Watching the uproar over management of the city's parks, and that noisy demonstration at City Hall last week by parks activists, some may wonder: what do these people want? After all, didn't city officials follow the usual democratic process, announcing plans and holding hearings and then taking a vote on those public concerts at Gas Works Park or that new parking garage at the zoo?
Well, yes. In the Gas Works case, they held the hearings - after they gave the go-ahead to the concert promoter. As for the zoo garage, the process was so corrupted - closed-door meetings, secret decisions, and a sudden U-turn by the mayor - that City Council member Richard Conlin felt compelled to publicly apologize for himself and the rest of City Hall.

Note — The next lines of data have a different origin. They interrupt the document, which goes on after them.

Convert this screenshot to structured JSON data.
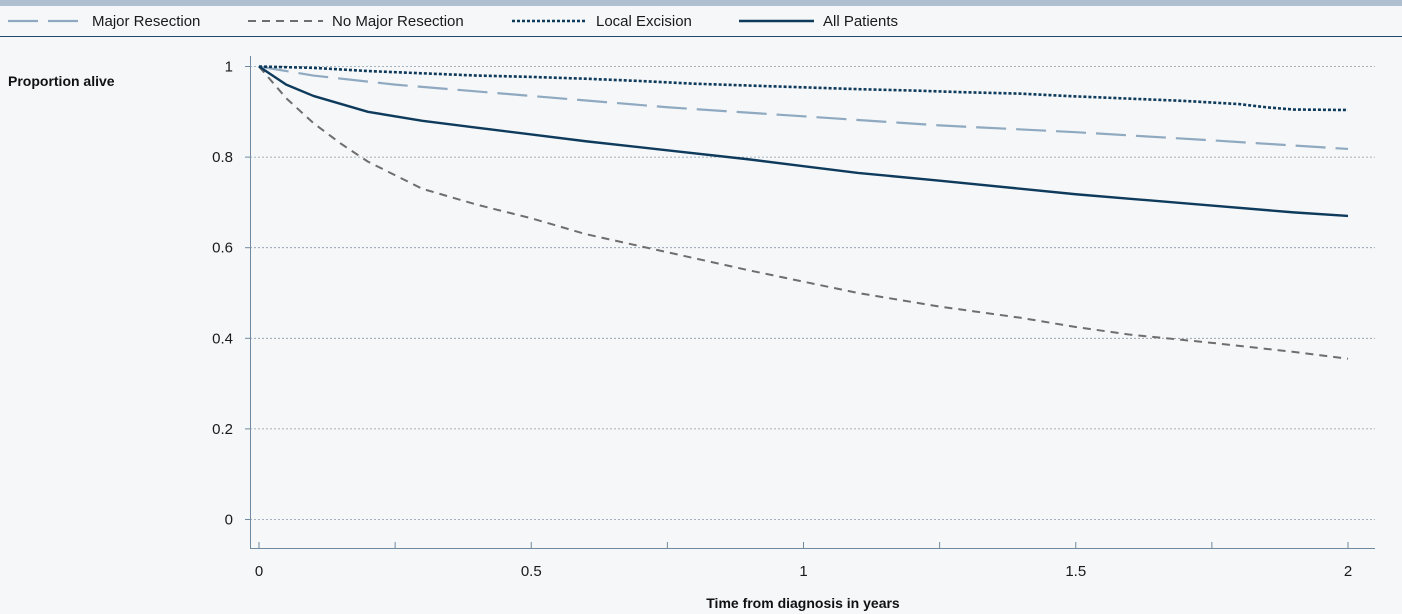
{
  "chart_data": {
    "type": "line",
    "title": "",
    "xlabel": "Time from diagnosis in years",
    "ylabel": "Proportion alive",
    "xlim": [
      0,
      2
    ],
    "ylim": [
      0,
      1
    ],
    "x_ticks": [
      "0",
      "0.5",
      "1",
      "1.5",
      "2"
    ],
    "x_tick_values": [
      0,
      0.5,
      1,
      1.5,
      2
    ],
    "y_ticks": [
      "0",
      "0.2",
      "0.4",
      "0.6",
      "0.8",
      "1"
    ],
    "y_tick_values": [
      0,
      0.2,
      0.4,
      0.6,
      0.8,
      1
    ],
    "grid": "horizontal-dotted",
    "legend_position": "top",
    "series": [
      {
        "name": "Major Resection",
        "color": "#8fa9c0",
        "style": "long-dash",
        "x": [
          0,
          0.1,
          0.25,
          0.5,
          0.75,
          1.0,
          1.25,
          1.5,
          1.75,
          2.0
        ],
        "y": [
          1.0,
          0.98,
          0.96,
          0.935,
          0.91,
          0.89,
          0.87,
          0.855,
          0.837,
          0.818
        ]
      },
      {
        "name": "No Major Resection",
        "color": "#6e6e6e",
        "style": "dash",
        "x": [
          0,
          0.05,
          0.1,
          0.15,
          0.2,
          0.25,
          0.3,
          0.4,
          0.5,
          0.6,
          0.75,
          0.9,
          1.0,
          1.1,
          1.25,
          1.4,
          1.5,
          1.6,
          1.75,
          1.9,
          2.0
        ],
        "y": [
          1.0,
          0.93,
          0.875,
          0.83,
          0.79,
          0.76,
          0.73,
          0.695,
          0.665,
          0.63,
          0.59,
          0.55,
          0.525,
          0.5,
          0.47,
          0.445,
          0.425,
          0.408,
          0.39,
          0.37,
          0.355
        ]
      },
      {
        "name": "Local Excision",
        "color": "#0e3a5c",
        "style": "dotted",
        "x": [
          0,
          0.1,
          0.2,
          0.3,
          0.4,
          0.5,
          0.6,
          0.7,
          0.8,
          0.9,
          1.0,
          1.1,
          1.2,
          1.3,
          1.4,
          1.5,
          1.6,
          1.7,
          1.8,
          1.85,
          1.9,
          2.0
        ],
        "y": [
          1.0,
          0.997,
          0.99,
          0.985,
          0.98,
          0.977,
          0.973,
          0.968,
          0.962,
          0.958,
          0.954,
          0.95,
          0.947,
          0.943,
          0.94,
          0.934,
          0.929,
          0.924,
          0.917,
          0.91,
          0.905,
          0.904
        ]
      },
      {
        "name": "All Patients",
        "color": "#0e3a5c",
        "style": "solid",
        "x": [
          0,
          0.05,
          0.1,
          0.2,
          0.3,
          0.4,
          0.5,
          0.6,
          0.75,
          0.9,
          1.0,
          1.1,
          1.25,
          1.4,
          1.5,
          1.6,
          1.75,
          1.9,
          2.0
        ],
        "y": [
          1.0,
          0.96,
          0.935,
          0.9,
          0.88,
          0.865,
          0.85,
          0.835,
          0.815,
          0.795,
          0.78,
          0.765,
          0.748,
          0.73,
          0.718,
          0.708,
          0.693,
          0.678,
          0.67
        ]
      }
    ]
  }
}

Phinney Ridge neighbors had been told the garage would be built at a south zoo location and, most importantly, be underground. But as the P-Ireported last October: "Within a three-week period last fall, zoo officials told council members about the new location for the $16.2 million garage, and then held an open house to tell neighbors. The council held a public hearing two days later, and approved the plan two weeks after that." The garage had suddenly been moved to the west side, would rise four stories above ground, and was a go.

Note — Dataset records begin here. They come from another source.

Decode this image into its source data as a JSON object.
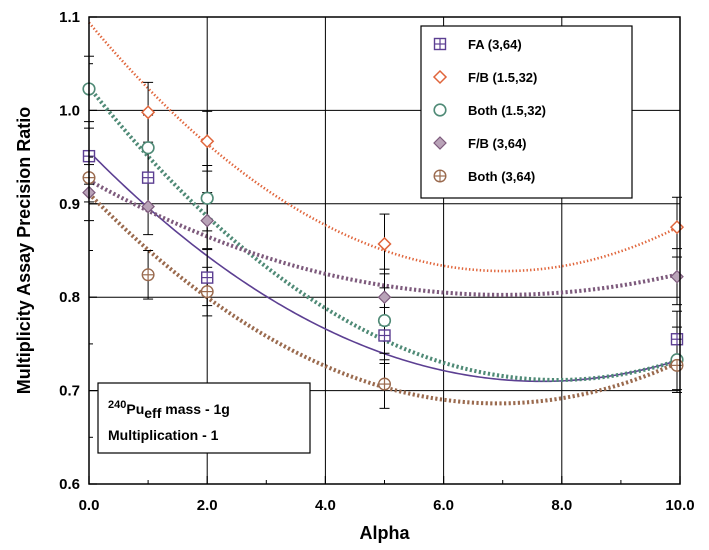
{
  "chart_data": {
    "type": "scatter",
    "xlabel": "Alpha",
    "ylabel": "Multiplicity Assay Precision Ratio",
    "xlim": [
      0.0,
      10.0
    ],
    "ylim": [
      0.6,
      1.1
    ],
    "x_ticks": [
      0,
      2,
      4,
      6,
      8,
      10
    ],
    "x_tick_labels": [
      "0.0",
      "2.0",
      "4.0",
      "6.0",
      "8.0",
      "10.0"
    ],
    "y_ticks": [
      0.6,
      0.7,
      0.8,
      0.9,
      1.0,
      1.1
    ],
    "y_tick_labels": [
      "0.6",
      "0.7",
      "0.8",
      "0.9",
      "1.0",
      "1.1"
    ],
    "grid": true,
    "legend_position": "top-right",
    "x": [
      0,
      1,
      2,
      5,
      10
    ],
    "series": [
      {
        "name": "FA (3,64)",
        "color": "#5c3f92",
        "marker": "square-plus",
        "values": [
          0.951,
          0.928,
          0.821,
          0.759,
          0.755
        ],
        "errors": [
          0.03,
          0.03,
          0.03,
          0.03,
          0.03
        ],
        "fit": [
          0.956,
          -0.0643,
          0.0042
        ],
        "fit_style": "solid"
      },
      {
        "name": "F/B (1.5,32)",
        "color": "#e0653b",
        "marker": "diamond",
        "values": [
          null,
          0.998,
          0.967,
          0.857,
          0.875
        ],
        "errors": [
          0,
          0.032,
          0.032,
          0.032,
          0.032
        ],
        "fit": [
          1.094,
          -0.0758,
          0.0054
        ],
        "fit_style": "dotted"
      },
      {
        "name": "Both (1.5,32)",
        "color": "#4f8a76",
        "marker": "circle",
        "values": [
          1.023,
          0.96,
          0.906,
          0.775,
          0.733
        ],
        "errors": [
          0.035,
          0.035,
          0.035,
          0.035,
          0.035
        ],
        "fit": [
          1.025,
          -0.0792,
          0.005
        ],
        "fit_style": "dotted-thick"
      },
      {
        "name": "F/B (3,64)",
        "color": "#7d5a7c",
        "marker": "diamond-filled",
        "values": [
          0.912,
          0.897,
          0.882,
          0.8,
          0.822
        ],
        "errors": [
          0.03,
          0.03,
          0.03,
          0.03,
          0.03
        ],
        "fit": [
          0.925,
          -0.035,
          0.0025
        ],
        "fit_style": "dotted-thick"
      },
      {
        "name": "Both (3,64)",
        "color": "#9a6a4e",
        "marker": "circle-plus",
        "values": [
          0.928,
          0.824,
          0.806,
          0.707,
          0.727
        ],
        "errors": [
          0.026,
          0.026,
          0.026,
          0.026,
          0.026
        ],
        "fit": [
          0.911,
          -0.065,
          0.0047
        ],
        "fit_style": "dotted-thick"
      }
    ],
    "annotation": {
      "line1_sup": "240",
      "line1_main": "Pu",
      "line1_sub": "eff",
      "line1_rest": " mass - 1g",
      "line2": "Multiplication - 1"
    }
  }
}
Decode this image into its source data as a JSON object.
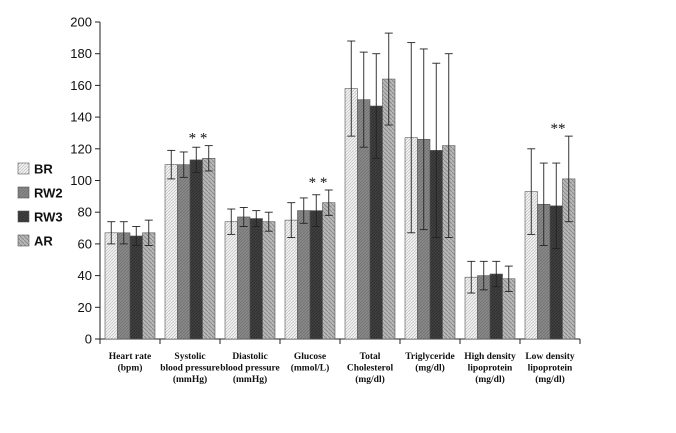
{
  "chart_data": {
    "type": "bar",
    "title": "",
    "xlabel": "",
    "ylabel": "",
    "ylim": [
      0,
      200
    ],
    "yticks": [
      "0",
      "20",
      "40",
      "60",
      "80",
      "100",
      "120",
      "140",
      "160",
      "180",
      "200"
    ],
    "grid": false,
    "legend_position": "left",
    "categories": [
      {
        "label": [
          "Heart rate",
          "(bpm)"
        ],
        "annotation": ""
      },
      {
        "label": [
          "Systolic",
          "blood pressure",
          "(mmHg)"
        ],
        "annotation": "* *"
      },
      {
        "label": [
          "Diastolic",
          "blood pressure",
          "(mmHg)"
        ],
        "annotation": ""
      },
      {
        "label": [
          "Glucose",
          "(mmol/L)"
        ],
        "annotation": "* *"
      },
      {
        "label": [
          "Total",
          "Cholesterol",
          "(mg/dl)"
        ],
        "annotation": ""
      },
      {
        "label": [
          "Triglyceride",
          "(mg/dl)"
        ],
        "annotation": ""
      },
      {
        "label": [
          "High density",
          "lipoprotein",
          "(mg/dl)"
        ],
        "annotation": ""
      },
      {
        "label": [
          "Low density",
          "lipoprotein",
          "(mg/dl)"
        ],
        "annotation": "**"
      }
    ],
    "series": [
      {
        "name": "BR",
        "color": "#e3e3e3",
        "values": [
          67,
          110,
          74,
          75,
          158,
          127,
          39,
          93
        ],
        "errors": [
          7,
          9,
          8,
          11,
          30,
          60,
          10,
          27
        ]
      },
      {
        "name": "RW2",
        "color": "#8c8c8c",
        "values": [
          67,
          110,
          77,
          81,
          151,
          126,
          40,
          85
        ],
        "errors": [
          7,
          8,
          6,
          8,
          30,
          57,
          9,
          26
        ]
      },
      {
        "name": "RW3",
        "color": "#3d3d3d",
        "values": [
          65,
          113,
          76,
          81,
          147,
          119,
          41,
          84
        ],
        "errors": [
          6,
          8,
          5,
          10,
          33,
          55,
          8,
          27
        ]
      },
      {
        "name": "AR",
        "color": "#a6a6a6",
        "values": [
          67,
          114,
          74,
          86,
          164,
          122,
          38,
          101
        ],
        "errors": [
          8,
          8,
          6,
          8,
          29,
          58,
          8,
          27
        ]
      }
    ]
  }
}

A prime reason given for the turnaround was the mayor's claim that a buried garage was too costly. You want costs? A study of city figures by the Phinney Ridge Community Council, Save Our Zoo and Phinney Ridge neighbors argues that an above-ground garage will cost twice what the mayor claims - $31 million under a 20-year financing plan, with an $11 million net loss to taxpayers. The groups also believe the city and zoo have over-projected parking-garage revenue by almost $8 million, which could grow the net loss to $19 million. The City Council, in the midst of its budgeting process, hasn't yet committed to funding garage construction. Considering City Hall's history of parking garage decisions - publicly funding a garage for Nordstrom and the upscale and privately owned Pacific Place shopping center, or giving away a city-built garage to the state Convention Center, a public corporation - you'd think someone would notice another garage boondoggle in the making. Oh well, once it happens, they can always hold hearings.